Human Early Learning Partnership, School of Population and Public Health, University of British Columbia, 2206 East Mall, Vancouver, BC, V6T 1Z3, Canada.
Child Psychiatry Hum Dev. 2020 Feb;51(1):80-93. doi: 10.1007/s10578-019-00912-6.
Using a linked population-based database established on healthcare, socio-economic, and survey datasets in British Columbia, Canada, we examined how biological, socio-demographic, and socio-economic status (SES) factors at birth related to children's emotional development and mental health. One analysis examined teacher-rated anxiety, hyperactivity, and aggression for kindergarten children (M = 5.7; n = 134,094). Another analysis examined administrative healthcare records comprising of physician-assigned diagnostic codes for mental health conditions (conduct disorder, attention deficit hyperactivity disorder, anxiety disorder and depression) from ages 5 through 15 (n = 89,404). Various factors at birth, including gestational age, birthweight, and maternal demographics, were related to emotional development and mental health in childhood. Across outcomes, low SES indicated detrimental associations with various aspects of children's emotional development and mental health (e.g., adjusted odds of mental health conditions were 25-39% higher for children of low income families versus others). Findings reinforce evidence that poverty (reduction) is a primary public health issue.
利用加拿大不列颠哥伦比亚省的医疗保健、社会经济和调查数据集建立的一个关联人群数据库,我们研究了出生时的生物、社会人口学和社会经济地位(SES)因素如何与儿童的情绪发展和心理健康相关。
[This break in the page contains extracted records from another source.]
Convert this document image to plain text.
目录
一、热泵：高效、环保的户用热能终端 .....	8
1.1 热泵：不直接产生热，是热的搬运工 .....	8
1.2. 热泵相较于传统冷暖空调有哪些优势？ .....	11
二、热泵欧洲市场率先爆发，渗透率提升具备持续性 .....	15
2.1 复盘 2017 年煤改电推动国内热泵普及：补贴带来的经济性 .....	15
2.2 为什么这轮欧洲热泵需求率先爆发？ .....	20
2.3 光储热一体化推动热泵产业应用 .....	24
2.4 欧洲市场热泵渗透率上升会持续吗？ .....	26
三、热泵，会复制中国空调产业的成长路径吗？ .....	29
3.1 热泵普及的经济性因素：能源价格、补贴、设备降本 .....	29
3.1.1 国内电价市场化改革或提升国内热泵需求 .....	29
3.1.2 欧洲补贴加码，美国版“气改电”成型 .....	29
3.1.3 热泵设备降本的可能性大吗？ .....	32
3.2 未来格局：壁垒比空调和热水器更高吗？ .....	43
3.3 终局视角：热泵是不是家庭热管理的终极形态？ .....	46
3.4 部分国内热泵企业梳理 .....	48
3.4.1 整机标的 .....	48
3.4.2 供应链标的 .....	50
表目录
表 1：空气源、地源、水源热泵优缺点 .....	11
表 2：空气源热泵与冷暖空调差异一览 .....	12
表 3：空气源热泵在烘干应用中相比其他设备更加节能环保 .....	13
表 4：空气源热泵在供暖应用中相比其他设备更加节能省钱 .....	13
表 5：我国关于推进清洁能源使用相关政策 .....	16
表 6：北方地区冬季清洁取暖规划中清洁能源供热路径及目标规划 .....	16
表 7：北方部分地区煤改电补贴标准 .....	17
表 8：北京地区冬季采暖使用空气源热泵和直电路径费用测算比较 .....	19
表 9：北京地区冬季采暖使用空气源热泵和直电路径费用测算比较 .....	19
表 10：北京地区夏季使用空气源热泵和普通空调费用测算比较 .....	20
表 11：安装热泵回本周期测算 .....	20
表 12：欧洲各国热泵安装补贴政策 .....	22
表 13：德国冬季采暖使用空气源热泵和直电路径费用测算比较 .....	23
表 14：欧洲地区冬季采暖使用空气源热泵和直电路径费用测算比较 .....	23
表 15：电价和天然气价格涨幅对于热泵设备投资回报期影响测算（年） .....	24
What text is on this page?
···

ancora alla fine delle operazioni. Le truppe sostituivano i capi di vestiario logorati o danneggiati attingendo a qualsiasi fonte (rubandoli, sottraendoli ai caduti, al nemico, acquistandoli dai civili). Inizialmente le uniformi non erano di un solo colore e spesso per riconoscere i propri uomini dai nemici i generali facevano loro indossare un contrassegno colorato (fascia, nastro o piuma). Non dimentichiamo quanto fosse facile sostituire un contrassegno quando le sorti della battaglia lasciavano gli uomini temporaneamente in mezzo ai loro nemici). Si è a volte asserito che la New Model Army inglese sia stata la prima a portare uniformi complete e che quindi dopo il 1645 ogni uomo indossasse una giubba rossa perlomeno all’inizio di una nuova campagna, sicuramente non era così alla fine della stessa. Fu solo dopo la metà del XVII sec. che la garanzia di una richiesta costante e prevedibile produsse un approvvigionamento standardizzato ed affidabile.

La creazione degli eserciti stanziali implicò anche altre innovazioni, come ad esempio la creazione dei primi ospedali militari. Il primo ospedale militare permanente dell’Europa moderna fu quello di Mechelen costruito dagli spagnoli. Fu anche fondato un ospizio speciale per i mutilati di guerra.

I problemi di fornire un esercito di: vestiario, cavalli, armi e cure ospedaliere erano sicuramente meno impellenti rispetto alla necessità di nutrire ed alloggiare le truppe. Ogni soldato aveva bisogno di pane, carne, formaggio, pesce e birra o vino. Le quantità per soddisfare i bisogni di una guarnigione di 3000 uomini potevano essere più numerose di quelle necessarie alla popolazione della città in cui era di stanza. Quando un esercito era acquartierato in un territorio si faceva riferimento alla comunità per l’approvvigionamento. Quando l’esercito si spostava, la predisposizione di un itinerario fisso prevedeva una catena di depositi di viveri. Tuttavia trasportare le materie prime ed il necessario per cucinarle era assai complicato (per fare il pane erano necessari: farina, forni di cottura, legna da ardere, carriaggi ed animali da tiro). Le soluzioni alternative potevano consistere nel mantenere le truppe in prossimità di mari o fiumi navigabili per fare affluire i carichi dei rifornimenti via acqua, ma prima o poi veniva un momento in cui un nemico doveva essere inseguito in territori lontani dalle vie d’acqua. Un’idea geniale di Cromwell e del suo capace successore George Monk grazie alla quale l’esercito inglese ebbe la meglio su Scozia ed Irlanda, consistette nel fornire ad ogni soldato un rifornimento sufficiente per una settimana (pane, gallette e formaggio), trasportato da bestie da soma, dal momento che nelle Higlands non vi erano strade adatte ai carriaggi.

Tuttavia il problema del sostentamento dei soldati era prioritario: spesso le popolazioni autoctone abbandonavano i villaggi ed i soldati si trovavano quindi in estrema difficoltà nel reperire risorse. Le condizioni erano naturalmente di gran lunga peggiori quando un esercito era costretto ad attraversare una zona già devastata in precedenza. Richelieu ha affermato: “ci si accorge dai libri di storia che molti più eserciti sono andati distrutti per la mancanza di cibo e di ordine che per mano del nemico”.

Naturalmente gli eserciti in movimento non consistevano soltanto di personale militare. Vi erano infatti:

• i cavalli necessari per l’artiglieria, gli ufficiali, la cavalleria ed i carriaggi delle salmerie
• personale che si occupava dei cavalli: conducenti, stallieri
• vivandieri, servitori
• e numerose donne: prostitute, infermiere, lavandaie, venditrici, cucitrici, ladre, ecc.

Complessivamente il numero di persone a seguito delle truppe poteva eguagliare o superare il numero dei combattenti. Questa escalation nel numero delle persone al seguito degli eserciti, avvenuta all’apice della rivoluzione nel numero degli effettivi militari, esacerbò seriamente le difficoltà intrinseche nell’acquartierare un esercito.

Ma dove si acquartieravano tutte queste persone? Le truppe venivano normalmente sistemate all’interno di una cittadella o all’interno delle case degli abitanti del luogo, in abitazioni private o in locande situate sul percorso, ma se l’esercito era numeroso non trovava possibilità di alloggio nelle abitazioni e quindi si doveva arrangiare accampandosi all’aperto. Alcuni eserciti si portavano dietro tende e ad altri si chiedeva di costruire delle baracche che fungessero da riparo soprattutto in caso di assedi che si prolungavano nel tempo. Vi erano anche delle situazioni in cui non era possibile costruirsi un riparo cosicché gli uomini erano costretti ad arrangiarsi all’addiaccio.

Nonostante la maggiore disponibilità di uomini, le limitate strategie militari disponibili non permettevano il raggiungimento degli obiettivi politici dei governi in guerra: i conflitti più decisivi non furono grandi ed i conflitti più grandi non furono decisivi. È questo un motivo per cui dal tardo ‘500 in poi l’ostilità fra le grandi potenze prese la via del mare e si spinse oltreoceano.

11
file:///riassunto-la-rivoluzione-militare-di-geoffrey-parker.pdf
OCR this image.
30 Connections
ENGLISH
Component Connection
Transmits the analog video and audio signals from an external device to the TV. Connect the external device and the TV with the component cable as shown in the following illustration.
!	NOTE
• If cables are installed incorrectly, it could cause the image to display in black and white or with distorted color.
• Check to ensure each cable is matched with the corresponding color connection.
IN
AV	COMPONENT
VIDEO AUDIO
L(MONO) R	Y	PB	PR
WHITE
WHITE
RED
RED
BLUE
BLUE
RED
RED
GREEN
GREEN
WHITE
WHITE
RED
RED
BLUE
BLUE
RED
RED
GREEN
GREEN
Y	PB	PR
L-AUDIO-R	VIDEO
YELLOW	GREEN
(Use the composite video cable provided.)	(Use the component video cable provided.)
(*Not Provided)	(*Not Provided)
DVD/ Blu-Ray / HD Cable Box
一项分析检查了幼儿园儿童(M=5.7;n=134094)的教师评定的焦虑、多动和攻击行为。另一项分析检查了从 5 岁到 15 岁的医疗保健记录中的医生分配的心理健康状况(行为障碍、注意缺陷多动障碍、焦虑障碍和抑郁症)的诊断代码(n=89404)。出生时的各种因素,包括胎龄、出生体重和产妇人口统计学,与儿童的情绪发展和心理健康有关。在所有结果中,低 SES 表明与儿童情绪发展和心理健康的各个方面存在不利关联(例如,低收入家庭的儿童患心理健康状况的调整后的几率比其他家庭高 25-39%)。研究结果进一步证明了贫困(减少)是一个主要的公共卫生问题。